Recurrent neural networks (RNNs) are commonly used in time series with uniform intervals. However, in medical settings, such as the prediction task studied in this paper, they are an awkward fit for irregularly sampled time series data. Therefore, we selected four variants of the RNN to compare with the proposed P-E model, including the continuous-time RNN (CT-RNN) [29], the ordinary differential equation RNN (ODE-RNN) [30], the continuous-time LSTM (CT-LSTM) [31], and gated recurrent units with ODE (GRU-ODE) [32]. We used the mean squared error (MSE) as an evaluation metric for the prediction performance.

We performed five runs of each predictive model on the testing set with different initial settings. The mean and standard deviation were calculated for the MSE of the five runs, and the results are shown in

Table 3. Prediction of MMSE scores. (mean ± standard deviation, N = 5).

Model	MSE
P-E Model (ours)	7.137 ± 0.035
CT-RNN	14.752 ± 1.474
ODE-RNN	13.498 ± 0.278
CT-LSTM	22.369 ± 0.590
GRU-ODE	14.315 ± 1.706

. Our P-E model achieved an MSE of $7.137\pm 0.035$, which is the best among all of the compared methods. In Figure 7, the prediction results of three of the testing subjects are shown as examples. It can be seen that our P-E model can achieve a good prediction performance for subjects with slow or rapid development of AD progression.

5. Discussion

The proposed P-E model is a general model that can be applied to all stages of AD. With the development of a subject’s AD progression, new observations are continuously obtained, and we continuously update the parameters of the model to reflect the differences at different stages. Based on the results of the synthetic data experiment and the AD experiment, it can be seen that our P-E model has the ability to make good predictions on the MMSE scores of AD patients.

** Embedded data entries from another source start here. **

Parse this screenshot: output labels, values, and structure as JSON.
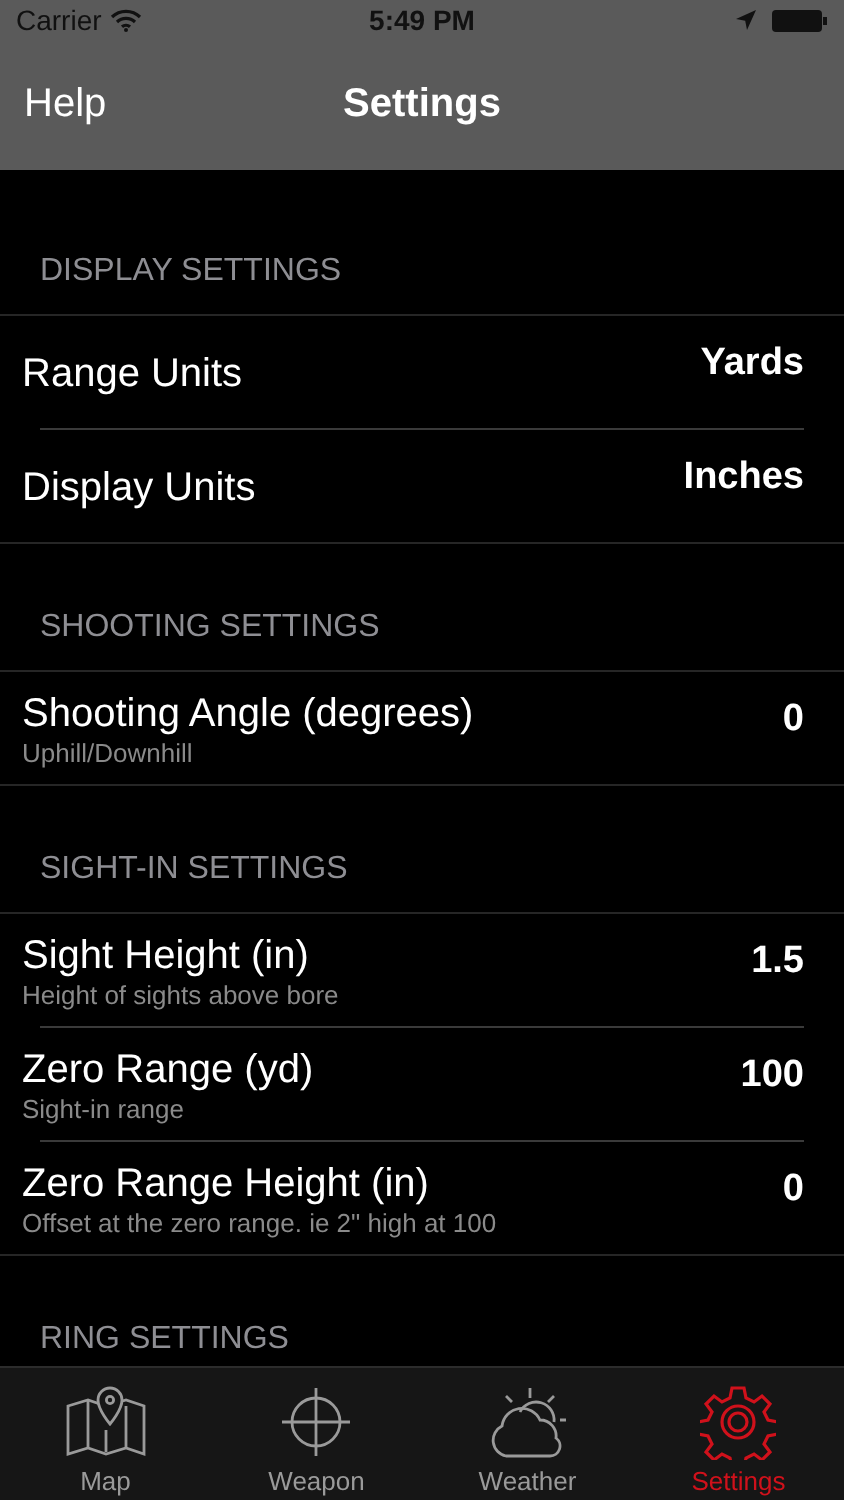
{
  "status_bar": {
    "carrier": "Carrier",
    "time": "5:49 PM"
  },
  "nav_bar": {
    "left_button": "Help",
    "title": "Settings"
  },
  "sections": [
    {
      "title": "DISPLAY SETTINGS",
      "rows": [
        {
          "label": "Range Units",
          "value": "Yards"
        },
        {
          "label": "Display Units",
          "value": "Inches"
        }
      ]
    },
    {
      "title": "SHOOTING SETTINGS",
      "rows": [
        {
          "label": "Shooting Angle (degrees)",
          "subtitle": "Uphill/Downhill",
          "value": "0"
        }
      ]
    },
    {
      "title": "SIGHT-IN SETTINGS",
      "rows": [
        {
          "label": "Sight Height (in)",
          "subtitle": "Height of sights above bore",
          "value": "1.5"
        },
        {
          "label": "Zero Range (yd)",
          "subtitle": "Sight-in range",
          "value": "100"
        },
        {
          "label": "Zero Range Height (in)",
          "subtitle": "Offset at the zero range. ie 2\" high at 100",
          "value": "0"
        }
      ]
    },
    {
      "title": "RING SETTINGS"
    }
  ],
  "tabs": [
    {
      "label": "Map",
      "selected": false
    },
    {
      "label": "Weapon",
      "selected": false
    },
    {
      "label": "Weather",
      "selected": false
    },
    {
      "label": "Settings",
      "selected": true
    }
  ]
}
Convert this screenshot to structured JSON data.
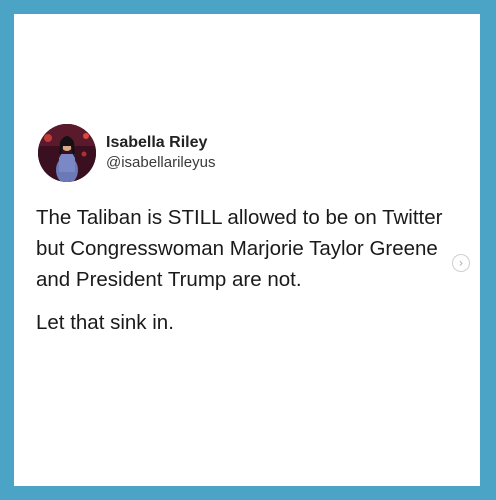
{
  "post": {
    "author": {
      "name": "Isabella Riley",
      "handle": "@isabellarileyus"
    },
    "paragraphs": [
      "The Taliban is STILL allowed to be on Twitter but Congresswoman Marjorie Taylor Greene and President Trump are not.",
      "Let that sink in."
    ]
  },
  "carousel": {
    "next_icon": "chevron-right-icon",
    "next_glyph": "›"
  },
  "colors": {
    "frame_border": "#4ba3c5",
    "card_background": "#ffffff",
    "text": "#1a1a1a"
  }
}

Since we introduce a non-monotonic emotional transition process into the model, the model can also achieve good predictions for observation sequences that are not monotonically decreasing. At the same time, due to consideration of the covariates $\mathbf{z}\left(t\right)$, the model can also be adapted to prediction tasks with individual differences. Deep learning-based methods, which often require a large amount of data, do not work with a transparent mechanism, so it is difficult to take into account the physiological process in AD, resulting in a predictive performance that is not as good as in the classical application domains.

At present, our P-E model has been validated to characterize the development of AD and make predictions. However, there is still some work to be done in the future. The effect of emotional impacts on AD development has only been validated in synthetic data. When the model is applied to AD, further work is needed to explore how to quantify patients’ experiences in daily life as emotional impacts. In addition, the physiological degradation process is considered to be a hidden process in the current model, which is a general representation of the monotonic physiological indicators of AD patients. In future works, we intend to replace this current form of hidden process with observable physiological degradation processes. In this way, this process in the model can adopt supervised learning, allowing for a clearer physiological interpretation and helping reveal the pathogenesis of AD.

6. Conclusions

This paper proposes a novel coupling model of the physiological degradation and emotional state (P-E model) for AD prediction. Through the synthetic data experiment, the basic performance of the model was validated, and the effects of the parameters of the model on the observations were discussed. In the real data experiment, the model was validated to be effective in AD and achieved the best prediction performance compared with other state-of-the-art methods. In addition, the P-E model provides an explanation for the non-monotonicity in AD progression. Thus the high interpretability of this model can help researchers to further understand AD pathogenesis.